Trwa paraliż lotniska Gatwick. Wszystko przez drony
Około godziny 21:00 czasu lokalnego dyrekcja portu poinformowała na Twitterze, że zawiesza wszystkie starty i lądowania samolotów. Maszyny, które miały wylądować na Gatwick, przekierowano na inne lotniska. Powodem były informacje o pojawieniu się nad płytą lotniska dwóch dronów.
Przez kilka godzin służby lotniskowe i policja sprawdzały doniesienia o dronach. Około godz. 3:00 lotnisko Gatwick wznowiło pracę. "Wspólnie z liniami lotniczymi staramy się teraz jak najszybciej powrócić do normalnego rozkładu lotów" - zaznaczyły władze lotniska.

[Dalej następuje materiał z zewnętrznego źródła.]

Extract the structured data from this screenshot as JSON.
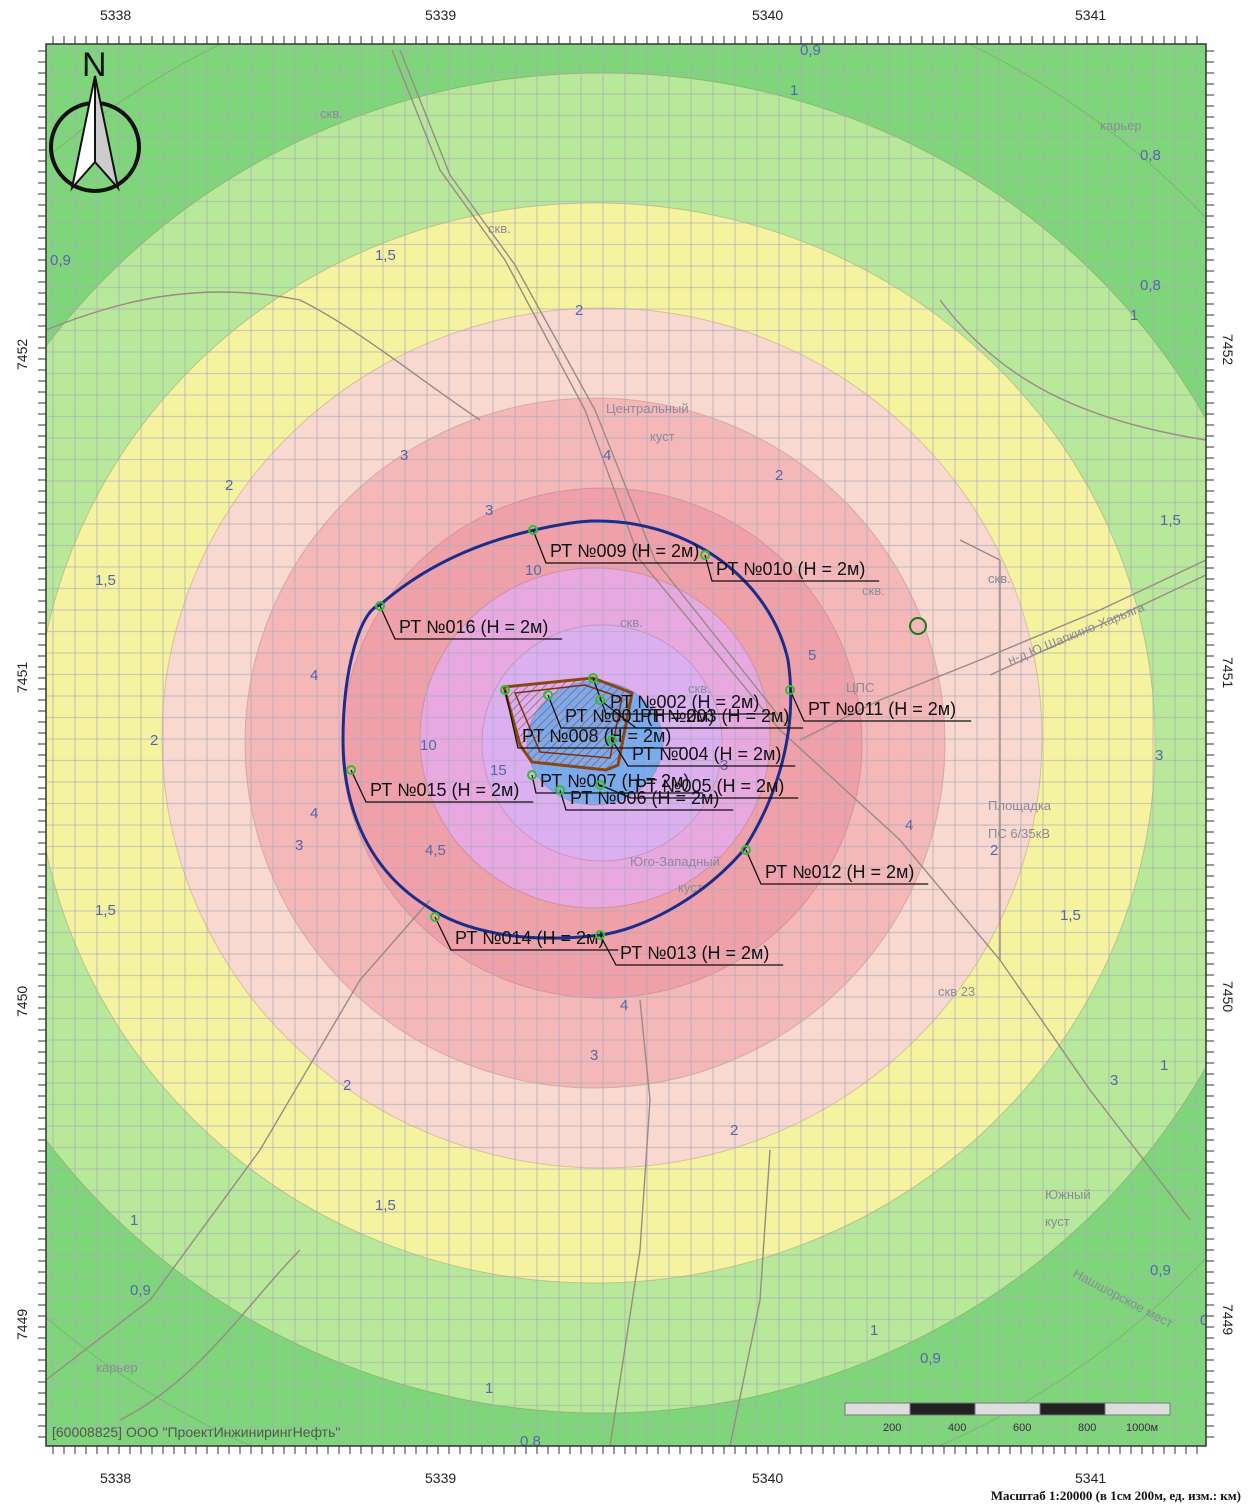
{
  "map": {
    "grid_x_labels": [
      "5338",
      "5339",
      "5340",
      "5341"
    ],
    "grid_y_labels": [
      "7452",
      "7451",
      "7450",
      "7449"
    ],
    "north_label": "N",
    "contour_colors": [
      "#7fd67a",
      "#b8e89a",
      "#f6f3a0",
      "#f8d8cf",
      "#f4b8b8",
      "#f0a0a8",
      "#e8a8e0",
      "#dcb0f0",
      "#78aaf0"
    ],
    "isoline_labels": [
      {
        "text": "0,9"
      },
      {
        "text": "1"
      },
      {
        "text": "0,8"
      },
      {
        "text": "0,8"
      },
      {
        "text": "1,5"
      },
      {
        "text": "0,9"
      },
      {
        "text": "1"
      },
      {
        "text": "2"
      },
      {
        "text": "3"
      },
      {
        "text": "2"
      },
      {
        "text": "1,5"
      },
      {
        "text": "1,5"
      },
      {
        "text": "2"
      },
      {
        "text": "4"
      },
      {
        "text": "3"
      },
      {
        "text": "3"
      },
      {
        "text": "4"
      },
      {
        "text": "10"
      },
      {
        "text": "4"
      },
      {
        "text": "5"
      },
      {
        "text": "2"
      },
      {
        "text": "4"
      },
      {
        "text": "3"
      },
      {
        "text": "4,5"
      },
      {
        "text": "1,5"
      },
      {
        "text": "3"
      },
      {
        "text": "2"
      },
      {
        "text": "1,5"
      },
      {
        "text": "2"
      },
      {
        "text": "1,5"
      },
      {
        "text": "4"
      },
      {
        "text": "3"
      },
      {
        "text": "1"
      },
      {
        "text": "0,9"
      },
      {
        "text": "0,8"
      },
      {
        "text": "1"
      },
      {
        "text": "1"
      },
      {
        "text": "0,9"
      },
      {
        "text": "1"
      },
      {
        "text": "0,9"
      },
      {
        "text": "0,8"
      },
      {
        "text": "10"
      },
      {
        "text": "15"
      },
      {
        "text": "3"
      },
      {
        "text": "2"
      }
    ],
    "place_labels": [
      "скв.",
      "скв.",
      "карьер",
      "Центральный",
      "куст",
      "скв.",
      "скв.",
      "скв.",
      "ЦПС",
      "н-д Ю.Шапкино-Харьяга",
      "Площадка",
      "ПС 6/35кВ",
      "Юго-Западный",
      "куст",
      "скв 23",
      "Южный",
      "куст",
      "Нашшорское мест",
      "карьер",
      "скв."
    ],
    "points": [
      "РТ №009 (Н = 2м)",
      "РТ №010 (Н = 2м)",
      "РТ №016 (Н = 2м)",
      "РТ №002 (Н = 2м)",
      "РТ №001 (Н = 2м)",
      "РТ №003 (Н = 2м)",
      "РТ №011 (Н = 2м)",
      "РТ №008 (Н = 2м)",
      "РТ №004 (Н = 2м)",
      "РТ №007 (Н = 2м)",
      "РТ №005 (Н = 2м)",
      "РТ №006 (Н = 2м)",
      "РТ №015 (Н = 2м)",
      "РТ №012 (Н = 2м)",
      "РТ №014 (Н = 2м)",
      "РТ №013 (Н = 2м)"
    ],
    "organization": "[60008825] ООО \"ПроектИнжинирингНефть\"",
    "scale_bar_ticks": [
      "200",
      "400",
      "600",
      "800",
      "1000м"
    ],
    "scale_caption": "Масштаб 1:20000 (в 1см 200м, ед. изм.: км)"
  }
}
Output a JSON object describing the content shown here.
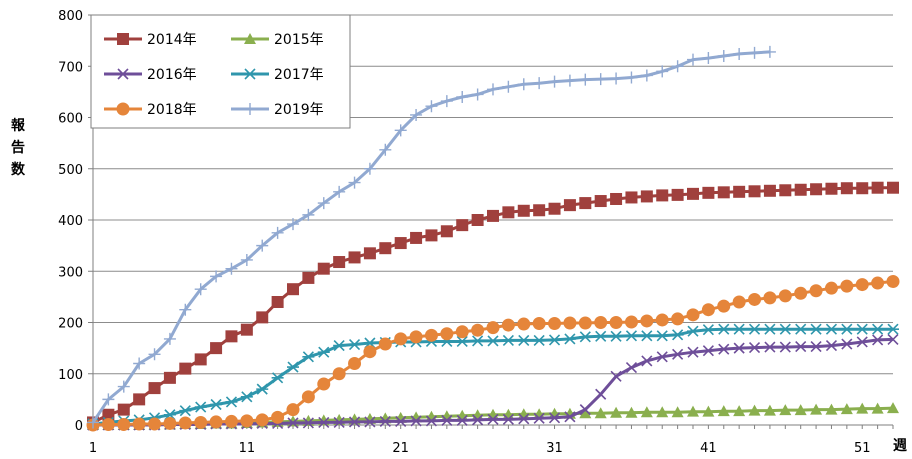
{
  "chart_data": {
    "type": "line",
    "xlabel": "週",
    "ylabel_chars": [
      "報",
      "告",
      "数"
    ],
    "xlim": [
      1,
      53
    ],
    "ylim": [
      0,
      800
    ],
    "x_ticks": [
      1,
      11,
      21,
      31,
      41,
      51
    ],
    "y_ticks": [
      0,
      100,
      200,
      300,
      400,
      500,
      600,
      700,
      800
    ],
    "grid": "horizontal",
    "legend_position": "top-left",
    "series": [
      {
        "name": "2014年",
        "color": "#A0403D",
        "marker": "square",
        "values": [
          5,
          20,
          30,
          50,
          72,
          92,
          110,
          128,
          150,
          173,
          186,
          210,
          240,
          265,
          287,
          305,
          318,
          327,
          335,
          345,
          355,
          365,
          370,
          378,
          390,
          400,
          408,
          415,
          418,
          419,
          422,
          429,
          433,
          437,
          441,
          444,
          446,
          448,
          449,
          451,
          453,
          454,
          455,
          456,
          457,
          458,
          459,
          460,
          461,
          462,
          462,
          463,
          463
        ]
      },
      {
        "name": "2015年",
        "color": "#8AAF4E",
        "marker": "triangle",
        "values": [
          0,
          0,
          0,
          0,
          1,
          1,
          2,
          2,
          3,
          3,
          4,
          5,
          6,
          7,
          8,
          9,
          10,
          11,
          12,
          13,
          14,
          15,
          16,
          17,
          18,
          19,
          20,
          20,
          21,
          21,
          22,
          22,
          23,
          23,
          24,
          24,
          25,
          25,
          25,
          26,
          26,
          27,
          27,
          28,
          28,
          29,
          29,
          30,
          30,
          31,
          32,
          32,
          33
        ]
      },
      {
        "name": "2016年",
        "color": "#6E4E99",
        "marker": "x",
        "values": [
          0,
          0,
          0,
          0,
          0,
          1,
          1,
          1,
          2,
          2,
          2,
          3,
          3,
          4,
          4,
          5,
          5,
          6,
          6,
          7,
          7,
          8,
          8,
          9,
          9,
          10,
          11,
          11,
          12,
          13,
          14,
          16,
          30,
          60,
          95,
          112,
          125,
          133,
          138,
          142,
          145,
          148,
          150,
          151,
          152,
          152,
          153,
          153,
          155,
          158,
          162,
          166,
          167
        ]
      },
      {
        "name": "2017年",
        "color": "#2F96AC",
        "marker": "asterisk",
        "values": [
          2,
          5,
          8,
          10,
          14,
          20,
          28,
          35,
          40,
          45,
          55,
          70,
          92,
          113,
          133,
          142,
          155,
          157,
          160,
          161,
          162,
          162,
          163,
          163,
          163,
          164,
          164,
          165,
          165,
          165,
          166,
          168,
          172,
          173,
          173,
          174,
          174,
          174,
          176,
          183,
          186,
          187,
          187,
          187,
          187,
          187,
          187,
          187,
          187,
          187,
          187,
          187,
          187
        ]
      },
      {
        "name": "2018年",
        "color": "#E5853A",
        "marker": "circle",
        "values": [
          0,
          1,
          1,
          2,
          2,
          3,
          4,
          5,
          6,
          7,
          8,
          10,
          15,
          30,
          55,
          80,
          100,
          120,
          143,
          158,
          168,
          172,
          175,
          178,
          182,
          185,
          190,
          195,
          197,
          198,
          198,
          199,
          199,
          200,
          200,
          201,
          203,
          205,
          207,
          215,
          225,
          232,
          240,
          245,
          248,
          252,
          257,
          262,
          267,
          271,
          274,
          277,
          280
        ]
      },
      {
        "name": "2019年",
        "color": "#91A9D1",
        "marker": "plus",
        "values": [
          5,
          50,
          75,
          120,
          138,
          168,
          225,
          265,
          290,
          305,
          322,
          350,
          375,
          392,
          410,
          433,
          455,
          473,
          500,
          537,
          575,
          605,
          622,
          632,
          640,
          645,
          655,
          660,
          665,
          667,
          670,
          672,
          674,
          675,
          676,
          678,
          682,
          690,
          700,
          713,
          716,
          720,
          724,
          726,
          728
        ]
      }
    ]
  }
}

Jednak dzisiaj o godz. 7:40 władze portu poinformowały na Twitterze, że wszystkie loty do i z Gatwick wciąż są wstrzymane. "Prosimy wszystkich podróżnych, aby nie podróżowali na lotnisko bez wcześniejszego skontaktowania się ze swoim przewoźnikiem. Przepraszamy wszystkich za niedogodności, ale bezpieczeństwo naszych pasażerów i pracowników ma najwyższy priorytet" - oświadczyła dyrekcja portu.
Lotnisko Gatwick, które obsługuje każdego roku ponad 45 mln pasażerów, jest siódmym co do wielkości portem lotniczym w Unii Europejskiej i drugim - za lotniskiem Heathrow - w Wielkiej Brytanii.
Gatwick pracuje także nocą, choć liczba obsługiwanych lotów jest ograniczona ze względu na przepisy dotyczące hałasu.
W Wielkiej Brytanii loty dronów w odległości mniejszej niż kilometr od lotniska są zakazane. Właścicielowi drona, który stworzy zagrożenie dla samolotu, grozi do pięciu lat więzienia.